The water simply didn't stop coming. It just keeps on creeping up, surrounding the homes, Iincluding the home of Richmonder Chris Townsend.

We couldn't even make our way over to interview him.
"When we went to bed, everything was fine. But, now, it's like we're on a boat," says Chris.

Things were getting so bad, he had to brave the rising water surrounding his dock, "putting the boat up, taking all the electronics off. I think we're going to try to get out of here."

On top of that, the entire community here is checking on their neighbors' homes; people back in Richmond and beyond who just can't make it down here.
"We're just watching their boat. There's an elderly neighbor.
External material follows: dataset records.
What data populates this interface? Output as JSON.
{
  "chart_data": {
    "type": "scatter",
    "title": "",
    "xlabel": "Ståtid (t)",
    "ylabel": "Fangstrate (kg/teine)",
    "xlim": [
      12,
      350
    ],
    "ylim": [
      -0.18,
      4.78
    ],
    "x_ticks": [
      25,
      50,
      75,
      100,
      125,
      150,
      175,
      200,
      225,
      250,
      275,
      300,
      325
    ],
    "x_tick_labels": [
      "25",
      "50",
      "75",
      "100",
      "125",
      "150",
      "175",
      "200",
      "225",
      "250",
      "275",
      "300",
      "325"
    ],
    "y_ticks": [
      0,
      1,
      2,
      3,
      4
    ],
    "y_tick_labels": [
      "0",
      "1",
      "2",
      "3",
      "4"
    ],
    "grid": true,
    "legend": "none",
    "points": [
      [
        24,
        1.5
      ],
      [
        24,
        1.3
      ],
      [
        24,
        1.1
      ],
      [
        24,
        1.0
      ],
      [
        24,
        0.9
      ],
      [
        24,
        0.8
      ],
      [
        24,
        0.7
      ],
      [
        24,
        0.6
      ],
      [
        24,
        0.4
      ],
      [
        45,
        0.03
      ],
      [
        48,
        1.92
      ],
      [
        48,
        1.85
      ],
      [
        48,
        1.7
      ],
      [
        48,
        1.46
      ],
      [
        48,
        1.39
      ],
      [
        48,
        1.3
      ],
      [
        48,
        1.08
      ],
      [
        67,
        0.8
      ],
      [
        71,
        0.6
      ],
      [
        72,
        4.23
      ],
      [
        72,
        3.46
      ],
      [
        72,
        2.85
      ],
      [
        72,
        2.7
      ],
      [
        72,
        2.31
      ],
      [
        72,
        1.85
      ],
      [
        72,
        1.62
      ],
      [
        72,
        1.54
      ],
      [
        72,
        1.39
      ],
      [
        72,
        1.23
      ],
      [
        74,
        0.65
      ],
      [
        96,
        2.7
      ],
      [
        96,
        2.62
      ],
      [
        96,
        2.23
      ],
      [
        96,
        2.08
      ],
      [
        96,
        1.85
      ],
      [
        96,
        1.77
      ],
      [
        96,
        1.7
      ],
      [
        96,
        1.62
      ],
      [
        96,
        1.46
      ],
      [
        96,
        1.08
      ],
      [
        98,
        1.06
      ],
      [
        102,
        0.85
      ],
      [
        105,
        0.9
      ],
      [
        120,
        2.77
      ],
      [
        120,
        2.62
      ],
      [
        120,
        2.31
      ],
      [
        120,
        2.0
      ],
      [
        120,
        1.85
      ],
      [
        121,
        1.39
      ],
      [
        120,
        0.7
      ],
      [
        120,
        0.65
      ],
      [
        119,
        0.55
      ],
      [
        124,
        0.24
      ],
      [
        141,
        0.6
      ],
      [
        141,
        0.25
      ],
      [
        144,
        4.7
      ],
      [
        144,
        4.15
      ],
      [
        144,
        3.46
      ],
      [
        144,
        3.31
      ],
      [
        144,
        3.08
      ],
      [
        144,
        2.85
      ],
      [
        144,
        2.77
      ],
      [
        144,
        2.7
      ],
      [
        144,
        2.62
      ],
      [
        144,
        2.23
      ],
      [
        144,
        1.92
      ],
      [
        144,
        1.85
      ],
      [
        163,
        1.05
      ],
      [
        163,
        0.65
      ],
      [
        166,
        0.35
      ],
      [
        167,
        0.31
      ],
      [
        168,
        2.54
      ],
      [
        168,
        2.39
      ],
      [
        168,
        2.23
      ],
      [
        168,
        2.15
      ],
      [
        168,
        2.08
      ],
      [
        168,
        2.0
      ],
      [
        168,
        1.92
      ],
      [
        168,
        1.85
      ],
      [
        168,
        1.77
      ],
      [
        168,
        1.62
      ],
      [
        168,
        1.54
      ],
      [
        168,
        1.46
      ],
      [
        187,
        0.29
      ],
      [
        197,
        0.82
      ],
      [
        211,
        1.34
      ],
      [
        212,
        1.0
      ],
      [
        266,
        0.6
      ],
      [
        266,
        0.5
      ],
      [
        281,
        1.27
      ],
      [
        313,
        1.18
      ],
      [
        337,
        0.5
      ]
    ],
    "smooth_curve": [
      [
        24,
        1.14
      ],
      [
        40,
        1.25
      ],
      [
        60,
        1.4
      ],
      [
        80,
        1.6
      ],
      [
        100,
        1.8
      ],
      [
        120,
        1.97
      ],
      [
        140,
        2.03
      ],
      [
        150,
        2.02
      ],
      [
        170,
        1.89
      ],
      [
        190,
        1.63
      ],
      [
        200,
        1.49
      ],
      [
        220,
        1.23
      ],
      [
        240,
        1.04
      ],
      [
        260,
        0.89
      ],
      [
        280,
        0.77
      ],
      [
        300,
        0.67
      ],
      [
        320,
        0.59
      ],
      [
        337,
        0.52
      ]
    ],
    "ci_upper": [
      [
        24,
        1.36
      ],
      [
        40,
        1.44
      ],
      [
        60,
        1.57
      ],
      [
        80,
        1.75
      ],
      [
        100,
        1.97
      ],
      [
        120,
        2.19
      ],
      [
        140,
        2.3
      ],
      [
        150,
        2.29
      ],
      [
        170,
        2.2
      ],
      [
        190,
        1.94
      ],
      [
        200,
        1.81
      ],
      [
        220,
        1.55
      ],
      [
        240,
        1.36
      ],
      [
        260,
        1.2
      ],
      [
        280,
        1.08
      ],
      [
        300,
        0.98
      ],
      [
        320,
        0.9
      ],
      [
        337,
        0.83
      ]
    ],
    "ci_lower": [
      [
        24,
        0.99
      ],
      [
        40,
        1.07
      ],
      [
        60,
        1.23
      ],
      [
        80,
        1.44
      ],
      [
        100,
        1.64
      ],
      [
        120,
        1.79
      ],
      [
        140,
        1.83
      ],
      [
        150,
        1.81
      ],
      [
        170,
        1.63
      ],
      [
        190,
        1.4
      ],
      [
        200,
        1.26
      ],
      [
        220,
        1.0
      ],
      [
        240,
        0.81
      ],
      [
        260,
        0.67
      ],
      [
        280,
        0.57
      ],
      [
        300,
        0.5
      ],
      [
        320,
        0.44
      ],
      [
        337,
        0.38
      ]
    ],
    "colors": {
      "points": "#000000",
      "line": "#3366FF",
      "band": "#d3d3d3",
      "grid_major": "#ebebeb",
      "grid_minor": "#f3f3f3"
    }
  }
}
We're keeping an eye on their house," says Brian Heid, whose home we could not get to either to interview him.  
The big concern is that the water will continue to rise, especially tonight at the next high tide.
Once the storm passes, the big problem now is cleaning up this mess. That'll include picking up the bottles and sweeping up. It's a lot of work that needs to be done in the coming days.
Here's why: the rivers are literally not stopping, docks are underwater, boats tied up and debris is everywhere. The wind is tossing things all over the ground.

It's the heart of the storm for Harry Whitt and his neighbors, including some who just couldn't make it down.

"It's old hat for people that don't have to put up with it. Those of us who have to put up with it, it's always an adventure and you never get too used to it," says Harry.
The unknown is just how high the water will get and the damage it'll bring.
"It's just a pain. You know, you got to pick up, clean up," says Harry. 
Not only his yard, but others as well.
"It's a big inconvenience right now, but it's not like we're losing property," says Brian.

It's the property of others that floats in the water, turning streets into lakes, trapping Chris.

"It's just mother nature. You can't control it. It's just rolling with the tide," adds Chris. 

A tide, that everyone here is hoping will soon turn, so the cleanup can begin. This, as they hope things don't get any worse.

"You have to clean up, clean the yard. But that's the price you have to pay for living on the river," Harry tells us. 

The clean up is something he's not looking forward to, "but it's something you just got to do. That's what the weekends are for."
One example of the clean up to come is logs from Chris' dock, that are floating about 40 yards away from his home.